La reprise finale di Dancing With The Moonlit Knight, Aisle Of Plenty, è invece una felice intuizione, con il suo andamento decisamente più calmo dopo l'apoteosi di The Cinema Show, a cui è collegata, porta l'album a sfumare sfoderando un'altra serie di intelligenti giochi di parole.

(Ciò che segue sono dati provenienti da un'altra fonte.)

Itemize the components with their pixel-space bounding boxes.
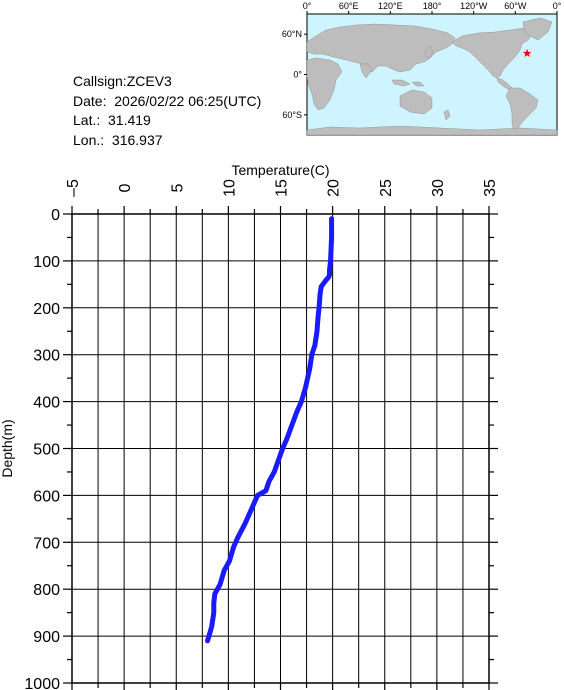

Un'altra cosa che mi ha sempre poco convinto qui è la produzione. Non che il tutto suoni male, anzi, il problema è proprio l'opposto. Il suono l'ho sempre percepito come fin tropo pulito, brillante, privo della corposità degli album precedenti ed ancora lontano dall'abrasività del ben diverso successore.
Detto questo, se vediamo I Know What I Like come un semplice pezzo discreto, alla fine l'album è "salvato" dai tre capolavori Dancing With The Moonlit Knight, Firth Of Fifth e The Cinema Show, che di certo sarebbero in grado di salvare anche un'intera discografia, ma che dimostrano una disparità tra questi e gli altri brani non presente nei precedenti lavori, che ho sempre percepito come più compatti e, soprattutto, scorrevoli. Certamente il successivo The Lamb non sarà né compatto e né scorrevole, ma sfoggerà ben altre caratteristiche a suo favore, su tutte la lungimiranza.
Insomma ogni volta che vedo Selling scalare ogni qualsivoglia classifica non posso che sentirmi, tanto per cambiare, una sorta di mosca bianca, preferendogli non solo gli altri lavori dell'epoca Gabriel, ma anche alcuni dei successivi. Certo, i successivi non hanno i tre brani di cui sopra, ma se si considera la somma e non le singole parti...
Se non altro Selling ha in qualche modo proiettato i Genesis verso il loro primo importante cambio stilistico, quello di The Lamb, che purtroppo non ebbe però seguito, in quanto già nei successivi A Trick Of The Tail e Wind And Wuthering, nonostante il tanto vituperato cambio di frontman, parvero tornare verso territori più conosciuti e confortevoli, rimandando l'inevitabile evoluzione di un paio di anni.
Selling England By The Pound a mio parere si merita un 7,5 perchè mi sento generoso.